Nothing could be further from the truth!

SIP trunking WILL grow internationally but there are various factors that will impact how quickly and to what extent. For example, the driver behind the growth of SIP trunking in the US has been reduction of cost for telecommunications operating expenses. Off-the-wall estimates often assert savings of 35% to 70%! This is based on the ability to reduce fixed costs from PRIs, the reduction of usage sensitive costs from toll calls, and the ability to reduce telecommunications carrier’s fees such as EUCL and RCRF. These are US-centric issues that are not always the same internationally. In addition, the availability of broadband Internet access in the US is now almost taken for granted. A recent estimate indicated that more than 65% of American adults have access to broadband. That is not true elsewhere in the world.

In Latin America, for example, the highest percentage for broadband availability is in Chile with 17% with other major economic powers well behind that! If you do not have access to broadband Internet, SIP trunking is going to be a problem. Conditions are changing however. Broadband penetration will nearly double across Latin America, increasing from 7 percent in 2010 to 12 percent by 2015. (Research and Markets, January 2011). As a result, Internet Telephony Service Providers (ITSPs) in Chile are expecting the demand for SIP trunks to double in 2011.

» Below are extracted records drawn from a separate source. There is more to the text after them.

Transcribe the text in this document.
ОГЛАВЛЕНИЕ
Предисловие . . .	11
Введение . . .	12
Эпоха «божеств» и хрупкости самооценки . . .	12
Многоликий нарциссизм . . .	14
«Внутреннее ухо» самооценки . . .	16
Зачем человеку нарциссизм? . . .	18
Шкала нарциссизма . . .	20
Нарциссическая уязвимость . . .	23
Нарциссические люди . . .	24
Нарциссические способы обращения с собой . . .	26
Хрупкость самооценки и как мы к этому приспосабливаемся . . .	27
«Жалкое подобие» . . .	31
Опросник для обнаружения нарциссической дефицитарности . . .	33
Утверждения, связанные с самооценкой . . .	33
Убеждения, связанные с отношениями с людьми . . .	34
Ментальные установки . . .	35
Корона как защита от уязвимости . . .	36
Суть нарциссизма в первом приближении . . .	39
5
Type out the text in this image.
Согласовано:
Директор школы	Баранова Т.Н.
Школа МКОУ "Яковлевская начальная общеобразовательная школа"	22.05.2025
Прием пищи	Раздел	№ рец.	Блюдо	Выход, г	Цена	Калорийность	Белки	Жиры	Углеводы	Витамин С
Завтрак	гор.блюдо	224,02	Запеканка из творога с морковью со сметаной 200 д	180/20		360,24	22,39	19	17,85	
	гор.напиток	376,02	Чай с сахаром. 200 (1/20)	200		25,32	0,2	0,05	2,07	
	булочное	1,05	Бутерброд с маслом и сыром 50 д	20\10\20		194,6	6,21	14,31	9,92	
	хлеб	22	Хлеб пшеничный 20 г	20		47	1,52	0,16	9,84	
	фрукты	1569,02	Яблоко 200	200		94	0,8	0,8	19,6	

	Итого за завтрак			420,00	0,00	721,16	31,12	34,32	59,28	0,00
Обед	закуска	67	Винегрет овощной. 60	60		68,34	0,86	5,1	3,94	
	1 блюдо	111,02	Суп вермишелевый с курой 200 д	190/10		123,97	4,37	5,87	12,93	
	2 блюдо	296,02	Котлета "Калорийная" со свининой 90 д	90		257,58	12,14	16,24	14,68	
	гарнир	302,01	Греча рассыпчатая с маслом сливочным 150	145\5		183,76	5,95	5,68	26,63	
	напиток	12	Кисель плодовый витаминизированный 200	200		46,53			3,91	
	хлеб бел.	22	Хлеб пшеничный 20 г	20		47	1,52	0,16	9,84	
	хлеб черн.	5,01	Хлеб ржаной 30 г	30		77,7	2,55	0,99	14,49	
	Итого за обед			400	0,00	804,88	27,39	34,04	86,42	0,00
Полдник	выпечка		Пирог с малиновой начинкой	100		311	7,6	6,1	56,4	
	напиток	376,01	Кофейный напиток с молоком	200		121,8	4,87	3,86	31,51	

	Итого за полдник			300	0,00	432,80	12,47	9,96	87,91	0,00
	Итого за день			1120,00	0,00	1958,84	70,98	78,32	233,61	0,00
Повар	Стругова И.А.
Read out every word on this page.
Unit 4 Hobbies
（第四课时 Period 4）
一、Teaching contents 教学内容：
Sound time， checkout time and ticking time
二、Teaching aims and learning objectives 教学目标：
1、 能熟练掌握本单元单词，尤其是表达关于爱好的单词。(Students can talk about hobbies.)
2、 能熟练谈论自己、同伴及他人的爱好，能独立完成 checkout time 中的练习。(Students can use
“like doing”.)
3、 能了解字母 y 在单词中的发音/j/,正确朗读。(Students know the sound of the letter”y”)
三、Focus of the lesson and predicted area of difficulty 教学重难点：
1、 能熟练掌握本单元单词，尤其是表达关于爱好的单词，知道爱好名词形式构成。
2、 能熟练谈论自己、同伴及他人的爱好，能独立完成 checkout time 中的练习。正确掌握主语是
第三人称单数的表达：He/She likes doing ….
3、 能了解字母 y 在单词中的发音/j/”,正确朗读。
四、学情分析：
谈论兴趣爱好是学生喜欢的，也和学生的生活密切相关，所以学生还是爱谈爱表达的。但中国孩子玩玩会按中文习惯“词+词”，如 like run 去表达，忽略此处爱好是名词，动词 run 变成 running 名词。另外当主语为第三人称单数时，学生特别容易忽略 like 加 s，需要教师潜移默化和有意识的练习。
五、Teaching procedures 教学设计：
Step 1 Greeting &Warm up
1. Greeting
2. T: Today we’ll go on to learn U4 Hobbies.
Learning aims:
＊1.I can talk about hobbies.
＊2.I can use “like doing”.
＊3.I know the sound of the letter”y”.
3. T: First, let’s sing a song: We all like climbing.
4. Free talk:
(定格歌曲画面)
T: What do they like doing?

Beyond broadband Internet availability, there are still other issues that make the US model different from elsewhere. Regulators in each country have been slow to address the evolution of Internet telephony and they retain archaic rules that inhibit or prevent the use of these services. For example, in Argentina, you can have a softphone on your laptop with a Buenos Aires telephone number, but it is technically illegal to use it anywhere other than in Buenos Aires! Regulations are going to change but it will be years, and this also will slow the growth of SIP trunking.

Cost savings that have been seen in the US may not be available internationally. In some cases, the major telecommunications companies require businesses to have a minimum charge service agreement. Reducing costs via SIP trunking is useless if the business still must pay the carrier regardless! In other instances, the major carriers have dropped their rates so low that SIP trunking may offer little direct savings.

Lastly, the dominant telecommunications carriers in each country have much greater control than in the US. They have the ability to constrain competition unless forced to comply by government authorities. For that reason, a truly open, competitive, and vibrant Internet telephony environment is not prevalent in many other parts of the world. This too will change but it will take time.

SIP trunking will become the dominant form of voice communications worldwide but it will happen more slowly than in the US, and a US model for growth is not applicable.